# Tips For Photoshop dat looks like DSLR image



## vimalvimi

give some tips for photoshop so that image looks like these ( like : depth of field , vignette :whistling:


----------



## zuluclayman

for vignetting: 

Make a new photoshop document at about the size of your most common photograph size, make sure when you make it that it has a transparent background, then with the gradient tool select radial gradient with the colours being black to transparent, tick the Reverse box, place the cursor in the centre of the document and drag out to the edge. You should end up with something like this:










Once you have that, open your image you want to vignette, select all (CTRL A) the vignette mask, copy it then paste it as a new layer on the image. You can then either:
select either Overlay or Soft light as the blending mode OR use the Opacity slider to reduce the opacity to the desired amount. If you use the blending mode further adjustment can be made using the opacity slider.
When using either of these methods you can play around with position and size of the vignetting mask by using the Transform command (CTRL T) to change the size and position and shape until you have the effect you want.

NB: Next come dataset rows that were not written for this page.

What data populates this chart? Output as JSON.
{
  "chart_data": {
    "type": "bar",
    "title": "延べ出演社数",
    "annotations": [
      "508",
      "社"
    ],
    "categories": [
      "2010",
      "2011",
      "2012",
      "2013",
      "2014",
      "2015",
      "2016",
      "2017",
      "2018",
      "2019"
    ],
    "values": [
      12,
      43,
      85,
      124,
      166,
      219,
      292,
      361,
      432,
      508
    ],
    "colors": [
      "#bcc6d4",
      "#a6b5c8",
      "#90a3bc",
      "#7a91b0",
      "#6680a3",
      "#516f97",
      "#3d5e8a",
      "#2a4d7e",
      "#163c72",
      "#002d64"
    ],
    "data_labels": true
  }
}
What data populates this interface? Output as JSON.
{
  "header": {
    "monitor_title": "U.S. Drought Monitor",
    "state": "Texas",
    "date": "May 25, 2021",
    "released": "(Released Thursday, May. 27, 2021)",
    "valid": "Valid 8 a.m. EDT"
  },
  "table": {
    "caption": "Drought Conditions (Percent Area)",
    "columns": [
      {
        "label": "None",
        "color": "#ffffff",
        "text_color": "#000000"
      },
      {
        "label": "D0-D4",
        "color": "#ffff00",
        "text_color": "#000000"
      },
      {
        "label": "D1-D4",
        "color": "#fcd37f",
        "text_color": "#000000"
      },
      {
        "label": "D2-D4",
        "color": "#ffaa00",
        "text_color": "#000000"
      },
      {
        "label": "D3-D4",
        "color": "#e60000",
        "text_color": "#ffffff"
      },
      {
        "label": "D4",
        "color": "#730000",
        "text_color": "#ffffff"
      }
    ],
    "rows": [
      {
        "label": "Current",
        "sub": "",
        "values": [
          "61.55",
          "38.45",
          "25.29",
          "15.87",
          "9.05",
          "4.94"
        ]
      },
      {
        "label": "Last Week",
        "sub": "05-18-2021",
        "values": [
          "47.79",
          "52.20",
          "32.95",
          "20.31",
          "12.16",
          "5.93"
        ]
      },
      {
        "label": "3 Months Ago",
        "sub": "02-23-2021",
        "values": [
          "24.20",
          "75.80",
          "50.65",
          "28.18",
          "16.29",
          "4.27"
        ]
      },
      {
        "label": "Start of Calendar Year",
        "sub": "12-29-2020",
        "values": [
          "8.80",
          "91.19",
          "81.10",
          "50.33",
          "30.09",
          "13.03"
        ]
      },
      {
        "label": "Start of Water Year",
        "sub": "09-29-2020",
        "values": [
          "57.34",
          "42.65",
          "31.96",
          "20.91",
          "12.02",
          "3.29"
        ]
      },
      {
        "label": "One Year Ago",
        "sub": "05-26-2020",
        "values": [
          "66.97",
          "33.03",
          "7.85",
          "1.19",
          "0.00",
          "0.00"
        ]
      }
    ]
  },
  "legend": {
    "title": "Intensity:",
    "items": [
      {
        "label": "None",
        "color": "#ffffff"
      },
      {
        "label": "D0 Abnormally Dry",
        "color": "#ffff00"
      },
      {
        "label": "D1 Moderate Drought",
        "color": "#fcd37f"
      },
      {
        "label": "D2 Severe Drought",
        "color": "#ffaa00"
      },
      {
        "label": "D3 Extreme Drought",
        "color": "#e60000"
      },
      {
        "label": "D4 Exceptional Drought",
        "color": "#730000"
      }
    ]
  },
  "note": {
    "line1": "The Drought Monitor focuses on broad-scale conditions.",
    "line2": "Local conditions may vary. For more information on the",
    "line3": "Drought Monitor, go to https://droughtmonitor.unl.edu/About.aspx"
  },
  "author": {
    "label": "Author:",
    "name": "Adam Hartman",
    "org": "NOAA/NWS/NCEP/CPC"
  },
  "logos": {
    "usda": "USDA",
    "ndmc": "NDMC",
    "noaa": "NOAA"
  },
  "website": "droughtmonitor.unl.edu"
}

The creamy look of the first one can be a little complex - most likely a combination of photo filters (in the Image, Adjustments menu), vignetting (as above), some blur and maybe diffusion.
In reality I think it has been done using Magic Bullet Photo Looks a photoshop plug-in available from Red Giant - all these effects and many more are available as presets or you can build your own Look from scratch in it.


----------



## vimalvimi

what about first image ? 
what kind of overlays are there


----------



## zuluclayman

> The creamy look of the first one can be a little complex - most likely a combination of photo filters (in the Image, Adjustments menu), vignetting (as above), some blur and maybe diffusion.
> In reality I think it has been done using Magic Bullet Photo Looks a photoshop plug-in available from Red Giant - all these effects and many more are available as presets or you can build your own Look from scratch in it.


----------



## vimalvimi

hmm yes like cross process


----------